RCAST Security Seminar #14
"Security Interactions and Power Projection in the Horn of Africa: Turkey, Iran, China and the Indo-Pacific Powers."

Speaker: Brendon J. Cannon, Assistant Professor of International Security, Khalifa University of Science and Technology

Discussant: Mitsugi Endo, Professor of Contemporary African Politics, Graduate School of Arts and Sciences, The University of Tokyo

Moderator: Satoshi Ikeuchi, Professor of Religion and Global Security, RCAST, The University of Tokyo

Seminar schedule:
Friday, June 14, 2019
10:30am-12:00 pm Lecture and Q&A by Dr. Cannon
12:00pm-13:00pm Lunch (Sandwiches are served)

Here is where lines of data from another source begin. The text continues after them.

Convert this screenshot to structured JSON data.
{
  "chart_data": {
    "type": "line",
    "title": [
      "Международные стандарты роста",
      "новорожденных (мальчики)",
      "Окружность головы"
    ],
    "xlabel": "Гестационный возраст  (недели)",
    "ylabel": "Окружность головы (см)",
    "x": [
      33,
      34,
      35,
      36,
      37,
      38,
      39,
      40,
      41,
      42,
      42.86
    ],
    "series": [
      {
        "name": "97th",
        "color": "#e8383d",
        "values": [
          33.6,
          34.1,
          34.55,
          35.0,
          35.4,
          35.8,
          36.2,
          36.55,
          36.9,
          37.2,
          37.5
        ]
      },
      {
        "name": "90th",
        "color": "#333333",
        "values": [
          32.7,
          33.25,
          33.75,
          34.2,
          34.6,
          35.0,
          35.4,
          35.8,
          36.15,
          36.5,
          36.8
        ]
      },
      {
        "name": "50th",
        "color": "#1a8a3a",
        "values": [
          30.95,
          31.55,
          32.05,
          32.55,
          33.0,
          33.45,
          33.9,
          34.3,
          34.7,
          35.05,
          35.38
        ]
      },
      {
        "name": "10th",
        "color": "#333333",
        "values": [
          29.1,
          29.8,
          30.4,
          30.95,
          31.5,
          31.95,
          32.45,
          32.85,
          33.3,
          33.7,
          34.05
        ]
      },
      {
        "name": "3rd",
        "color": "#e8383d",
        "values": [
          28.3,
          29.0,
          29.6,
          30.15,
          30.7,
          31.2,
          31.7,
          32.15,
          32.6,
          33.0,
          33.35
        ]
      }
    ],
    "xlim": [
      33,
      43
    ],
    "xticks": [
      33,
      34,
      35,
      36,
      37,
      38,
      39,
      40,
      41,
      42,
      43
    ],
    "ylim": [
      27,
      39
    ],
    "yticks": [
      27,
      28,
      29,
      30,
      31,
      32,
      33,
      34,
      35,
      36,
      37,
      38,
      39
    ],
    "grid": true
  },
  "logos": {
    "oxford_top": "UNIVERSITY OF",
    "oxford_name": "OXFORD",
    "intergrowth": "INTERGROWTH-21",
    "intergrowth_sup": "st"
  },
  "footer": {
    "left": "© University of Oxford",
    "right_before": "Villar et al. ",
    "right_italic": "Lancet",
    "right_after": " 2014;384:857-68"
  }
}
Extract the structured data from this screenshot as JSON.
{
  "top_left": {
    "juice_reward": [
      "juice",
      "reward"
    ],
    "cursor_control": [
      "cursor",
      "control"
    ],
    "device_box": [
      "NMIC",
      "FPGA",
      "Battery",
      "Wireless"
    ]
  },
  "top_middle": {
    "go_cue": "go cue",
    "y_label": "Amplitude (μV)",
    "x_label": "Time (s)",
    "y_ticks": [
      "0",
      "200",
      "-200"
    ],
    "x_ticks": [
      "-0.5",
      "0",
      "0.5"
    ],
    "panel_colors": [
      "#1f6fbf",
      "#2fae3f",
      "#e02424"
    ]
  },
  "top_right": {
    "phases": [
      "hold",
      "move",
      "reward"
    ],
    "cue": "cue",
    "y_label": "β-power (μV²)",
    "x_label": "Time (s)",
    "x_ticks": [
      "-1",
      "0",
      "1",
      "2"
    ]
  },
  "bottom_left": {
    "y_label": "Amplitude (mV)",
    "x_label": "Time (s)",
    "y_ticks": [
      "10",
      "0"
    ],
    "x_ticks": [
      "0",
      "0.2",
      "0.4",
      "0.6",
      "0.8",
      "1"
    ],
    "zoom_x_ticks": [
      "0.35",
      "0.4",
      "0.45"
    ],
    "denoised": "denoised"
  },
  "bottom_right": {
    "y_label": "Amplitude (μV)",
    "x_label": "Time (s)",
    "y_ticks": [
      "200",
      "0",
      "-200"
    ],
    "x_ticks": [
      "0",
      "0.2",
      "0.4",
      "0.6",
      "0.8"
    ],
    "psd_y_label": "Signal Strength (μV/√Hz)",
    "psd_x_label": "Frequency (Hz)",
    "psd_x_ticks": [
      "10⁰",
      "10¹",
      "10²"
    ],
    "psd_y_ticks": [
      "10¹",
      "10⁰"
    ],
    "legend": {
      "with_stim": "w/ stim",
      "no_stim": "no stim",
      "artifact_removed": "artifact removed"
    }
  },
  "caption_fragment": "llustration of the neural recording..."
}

Brendon J. Cannon is an Assistant Professor of International Security at the Institute of International and Civil Security (IICS) at Khalifa University of Science and Technology, Abu Dhabi, UAE. He earned his Ph.D. in Political Science with an emphasis on International Relations from the University of Utah, USA (2009). His research interests include contextualizing domestic, regional and international relations in eastern Africa, regional security in the Middle East and western Indian Ocean region, the political economy of ports, bases and airports, as well as the Quad’s Indo-Pacific strategy as contrasted by China’s BRI in eastern Africa. His is the author of multiple articles and books, with publications appearing in African Security, Terrorism and Political Violence, The Journal of Strategic Security, Insight Turkey, and African Security Review.

He will stay at the University of Tokyo’s Kashiwa Campus.

Dr. Cannon’s recent publications on the related topics include;

Brendon J. Cannon and Federico Donelli, “Middle Eastern States in the Horn of Africa: Security Interactions and Power Projection,” Italian Institute for International Political Studies, April 30, 2019.

Cannon, Brendon J. (2019). “Foreign State Influence and Somalia’s 2017 Presidential Election: An Analysis.” Bildhaan: An International Journal of Somali Studies, Volume 18, Issue 1, 2019, pp. 20-49.

Brendon J. Cannon, “Grand Strategies in Contested Zones: Japan’s Indo-Pacific, China’s BRI and Eastern Africa,” Rising Powers Quarterly, Volume 3, Issue 2 (The "Indo-Pacific" - Regional Dynamics in the 21st Century's New Geopolitical Center of Gravity), Aug. 2018, pp. 195-221.

Brendon J. Cannon and Ash Rossiter, “Ethiopia, Berbera Port and the Shifting Balance of Power in the Horn of Africa,” Rising Powers Quarterly, Volume 2, Issue 4, Dec. 2017, pp. 7-29.

Rossiter, Ash and Cannon, Brendon J. “Re-examining the “Base: The Political and Security Dimensions of Turkey’s Military Presence in Somalia.” Insight Turkey, Volume 21, Issue 1, 2019, pp. 167-188.